Il y a des disques qui changent une vie, qui donnent des vocations, qui ouvrent de nouvelles perspectives… America’s Least Wanted est de ceux là. Dur dur pour moi de parler du disque qui m’a permis de mettre au « hard » comme on disait à l’époque.
Parce qu’il faut bien commencer quelque part, j’ai commencé à écouter du chevelus avec ce disque, découvert par hasard lors d’un cours de musique (oui oui en cours de musique) en 1992 si ma mémoire est bonne, ‘fin bref c’était au siècle dernier et à la rigueur on s’en fout.
En pleine période grunge avec sa cohorte de groupes dépressifs arrive cet ovni californien à l’humour pipi/caca totalement assumé avec le cheveu gras et le rot facile de rigueur. Le comble de la « rebellitude » en ce temps là.
Ce qui fait que ça a marché ? Cet humour « Wayne’s Worldien » et ce groupe qui tape dans tout un tas de registre – du métal (Panhandlin Prince) au glam (Don’t Go) en passant par le folk (Mr Recordman) avec un talent certain et une insouciance assez inouïe, tout ça avec un côté sale gosse cynique à souhait – il suffit d’écouter les paroles de Whit Crane pour s’en rendre compte et se tordre de rire.
Alternant la guitare grasse (Come Tomorrow), le hit en puissance (l’inoxydable Everything About You) et la ballade imparable pour chopper (Cat’s In The Cradle – tester et approuver), Ugly Kid Joe fait preuve d’une maturité à toute épreuve sous son côté joyeusement bordellique. Maturité que le groupe confirmera avec Menace To Sobriety, second opus injustement boudé car plus sombre et plus sérieux. Ajoutez à cela quelques guests de luxe : le « metal god » Rob Halford qui fait les chœurs et Dean Pleasant (Suicidal Tendencies) qui vient poser un solo, soutenu par une prod d’une qualité incroyable et vous obtenez America’s Least Wanted.
Cela dit, ce disque ne serait rien sans les musiciens de qualité qui y ont contribué. A tout seigneur tout honneur : Whitfield Crane, chanteur exceptionnel à la très large palette vocale.

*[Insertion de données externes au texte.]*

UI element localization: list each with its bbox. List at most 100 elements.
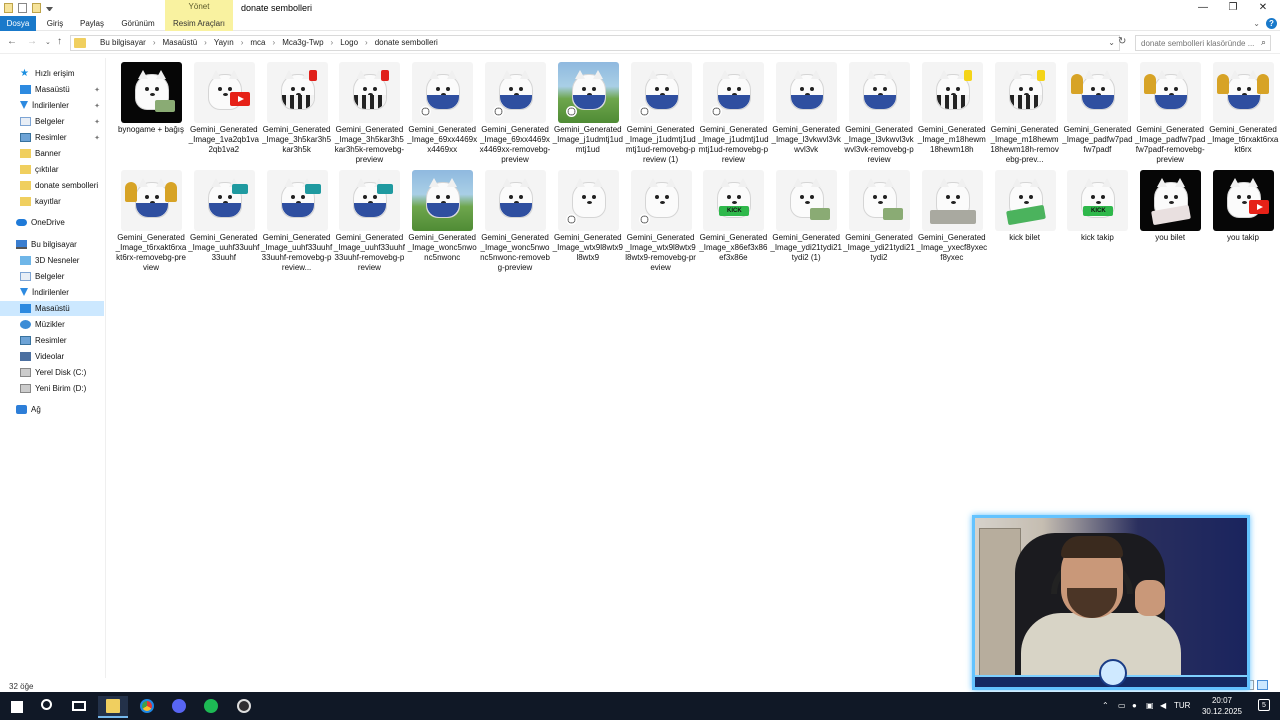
nav-item[interactable]: Videolar	[0, 349, 104, 364]
nav-item[interactable]: kayıtlar	[0, 194, 104, 209]
file-item[interactable]: Gemini_Generated_Image_wonc5nwonc5nwonc	[406, 167, 478, 273]
tab-share[interactable]: Paylaş	[76, 16, 108, 31]
minimize-button[interactable]: —	[1188, 0, 1218, 16]
nav-item[interactable]: Yerel Disk (C:)	[0, 365, 104, 380]
nav-item[interactable]: 3D Nesneler	[0, 253, 104, 268]
large-icons-view-button[interactable]	[1257, 680, 1268, 690]
nav-item[interactable]: İndirilenler	[0, 285, 104, 300]
breadcrumb-item[interactable]: Bu bilgisayar	[97, 38, 149, 47]
file-item[interactable]: Gemini_Generated_Image_wtx9l8wtx9l8wtx9-…	[625, 167, 697, 273]
maximize-button[interactable]: ❐	[1218, 0, 1248, 16]
file-item[interactable]: Gemini_Generated_Image_ydi21tydi21tydi2	[843, 167, 915, 273]
nav-item[interactable]: Ağ	[0, 402, 104, 417]
microphone-icon[interactable]: ●	[1132, 701, 1137, 710]
nav-item[interactable]: donate sembolleri	[0, 178, 104, 193]
file-item[interactable]: Gemini_Generated_Image_m18hewm18hewm18h	[916, 59, 988, 165]
breadcrumb-item[interactable]: mca	[247, 38, 268, 47]
file-item[interactable]: Gemini_Generated_Image_3h5kar3h5kar3h5k-…	[333, 59, 405, 165]
recent-locations-icon[interactable]: ⌄	[45, 38, 51, 46]
file-item[interactable]: Gemini_Generated_Image_uuhf33uuhf33uuhf	[188, 167, 260, 273]
file-item[interactable]: Gemini_Generated_Image_3h5kar3h5kar3h5k	[261, 59, 333, 165]
file-item[interactable]: Gemini_Generated_Image_69xx4469xx4469xx	[406, 59, 478, 165]
file-item[interactable]: Gemini_Generated_Image_ydi21tydi21tydi2 …	[770, 167, 842, 273]
breadcrumb-item[interactable]: Logo	[337, 38, 361, 47]
network-icon[interactable]: ▭	[1118, 701, 1126, 710]
file-item[interactable]: Gemini_Generated_Image_j1udmtj1udmtj1ud-…	[697, 59, 769, 165]
file-item[interactable]: bynogame + bağış	[115, 59, 187, 165]
nav-item[interactable]: İndirilenler ✦	[0, 98, 104, 113]
start-button[interactable]	[2, 696, 32, 718]
new-folder-icon[interactable]	[32, 3, 41, 13]
notifications-icon[interactable]: 5	[1258, 699, 1270, 711]
taskbar-chrome[interactable]	[132, 696, 162, 718]
file-item[interactable]: Gemini_Generated_Image_l3vkwvl3vkwvl3vk-…	[843, 59, 915, 165]
refresh-icon[interactable]: ↻	[1118, 36, 1126, 47]
nav-item[interactable]: OneDrive	[0, 215, 104, 230]
breadcrumb-item[interactable]: Yayın	[211, 38, 237, 47]
close-button[interactable]: ✕	[1248, 0, 1278, 16]
tray-chevron-icon[interactable]: ⌃	[1102, 701, 1109, 710]
back-icon[interactable]: ←	[7, 36, 17, 47]
tab-home[interactable]: Giriş	[40, 16, 70, 31]
nav-item[interactable]: Belgeler	[0, 269, 104, 284]
file-item[interactable]: Gemini_Generated_Image_wtx9l8wtx9l8wtx9	[552, 167, 624, 273]
file-item[interactable]: Gemini_Generated_Image_padfw7padfw7padf-…	[1134, 59, 1206, 165]
task-view-button[interactable]	[64, 696, 94, 718]
nav-item[interactable]: Resimler ✦	[0, 130, 104, 145]
nav-item[interactable]: Masaüstü ✦	[0, 82, 104, 97]
address-bar[interactable]: Bu bilgisayar › Masaüstü › Yayın › mca › Mca…	[70, 35, 1120, 51]
volume-icon[interactable]: ◀	[1160, 701, 1166, 710]
file-item[interactable]: Gemini_Generated_Image_m18hewm18hewm18h-…	[989, 59, 1061, 165]
file-item[interactable]: kick bilet	[989, 167, 1061, 273]
taskbar-spotify[interactable]	[196, 696, 226, 718]
taskbar-discord[interactable]	[164, 696, 194, 718]
file-item[interactable]: Gemini_Generated_Image_j1udmtj1udmtj1ud-…	[625, 59, 697, 165]
nav-item[interactable]: Resimler	[0, 333, 104, 348]
nav-item[interactable]: Banner	[0, 146, 104, 161]
properties-icon[interactable]	[18, 3, 27, 13]
file-item[interactable]: Gemini_Generated_Image_j1udmtj1udmtj1ud	[552, 59, 624, 165]
file-item[interactable]: you takip	[1207, 167, 1279, 273]
language-indicator[interactable]: TUR	[1174, 701, 1190, 710]
nav-item[interactable]: çıktılar	[0, 162, 104, 177]
file-item[interactable]: Gemini_Generated_Image_1va2qb1va2qb1va2	[188, 59, 260, 165]
search-input[interactable]	[1136, 36, 1254, 50]
file-item[interactable]: Gemini_Generated_Image_l3vkwvl3vkwvl3vk	[770, 59, 842, 165]
file-item[interactable]: Gemini_Generated_Image_wonc5nwonc5nwonc-…	[479, 167, 551, 273]
taskbar-file-explorer[interactable]	[98, 696, 128, 718]
customize-toolbar-icon[interactable]	[46, 7, 53, 11]
file-item[interactable]: you bilet	[1134, 167, 1206, 273]
file-item[interactable]: KICK Gemini_Generated_Image_x86ef3x86ef3x…	[697, 167, 769, 273]
taskbar-obs[interactable]	[229, 696, 259, 718]
file-item[interactable]: Gemini_Generated_Image_69xx4469xx4469xx-…	[479, 59, 551, 165]
clock[interactable]: 20:07 30.12.2025	[1202, 695, 1242, 717]
help-icon[interactable]: ?	[1266, 18, 1277, 29]
breadcrumb-item[interactable]: Masaüstü	[159, 38, 200, 47]
address-history-icon[interactable]: ⌄	[1108, 38, 1115, 47]
search-icon[interactable]: ⌕	[1261, 37, 1266, 48]
nav-item[interactable]: Belgeler ✦	[0, 114, 104, 129]
display-icon[interactable]: ▣	[1146, 701, 1154, 710]
tab-file[interactable]: Dosya	[0, 16, 36, 31]
file-item[interactable]: Gemini_Generated_Image_yxecf8yxecf8yxec	[916, 167, 988, 273]
search-button[interactable]	[33, 696, 63, 718]
tab-picture-tools[interactable]: Resim Araçları	[165, 16, 233, 31]
tab-view[interactable]: Görünüm	[116, 16, 160, 31]
up-icon[interactable]: ↑	[57, 36, 62, 47]
ribbon-expand-icon[interactable]: ⌄	[1253, 19, 1260, 28]
search-box[interactable]: ⌕	[1135, 35, 1271, 51]
nav-item[interactable]: Müzikler	[0, 317, 104, 332]
nav-item[interactable]: Yeni Birim (D:)	[0, 381, 104, 396]
breadcrumb-item[interactable]: Mca3g-Twp	[279, 38, 326, 47]
file-item[interactable]: Gemini_Generated_Image_uuhf33uuhf33uuhf-…	[261, 167, 333, 273]
file-item[interactable]: Gemini_Generated_Image_t6rxakt6rxakt6rx-…	[115, 167, 187, 273]
nav-item[interactable]: ★ Hızlı erişim	[0, 66, 104, 81]
forward-icon[interactable]: →	[27, 36, 37, 47]
file-item[interactable]: Gemini_Generated_Image_padfw7padfw7padf	[1061, 59, 1133, 165]
file-item[interactable]: Gemini_Generated_Image_uuhf33uuhf33uuhf-…	[333, 167, 405, 273]
file-item[interactable]: KICK kick takip	[1061, 167, 1133, 273]
file-item[interactable]: Gemini_Generated_Image_t6rxakt6rxakt6rx	[1207, 59, 1279, 165]
breadcrumb-item[interactable]: donate sembolleri	[372, 38, 441, 47]
nav-item[interactable]: Bu bilgisayar	[0, 237, 104, 252]
nav-item[interactable]: Masaüstü	[0, 301, 104, 316]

Après le split du groupe, il continuera sa carrière chez Medication (avec Logan Mader) puis Life Of Agony avant de figurer parmi les candidats à la succession de John Bush chez Anthrax. Cordell Crockett, bassiste au style incroyablement varié qui passe du slap au médiator avec une déconcertante facilité et gros adepte de la wah-wah, il donne au groupe un groove incomparable – écoutez donc Same Side pour vous en convaincre. Et puis il y a Dave Fortman, oui je parle bien du Dave Fortman qui a produit Evanescence et leur a permis de vendre des camions avec l’excellent son qu’il leur a pondu. Le guitariste a également à son tableau de chasse de producteur Mudvayne, Superjoint ritual et accessoirement le dernier Slipknot en date : All Hope Is Gone.
Pour en revenir au disque, même si le ventre mou du disque est un chouilla plus faible au niveau des compos, ça n’en demeure pas moins fichtrement efficace et prenant. Bref vous l’aurez compris, je suis archi fan !
America’s Least Wanted est à l’épreuve du temps. Plein de bonnes idées, varié, la pop y cohabite avec le hard et chaque titre est quasiment un hit en puissance. Même si la prod ou certaines compos trahissent parfois son âge, il reste un « must have ».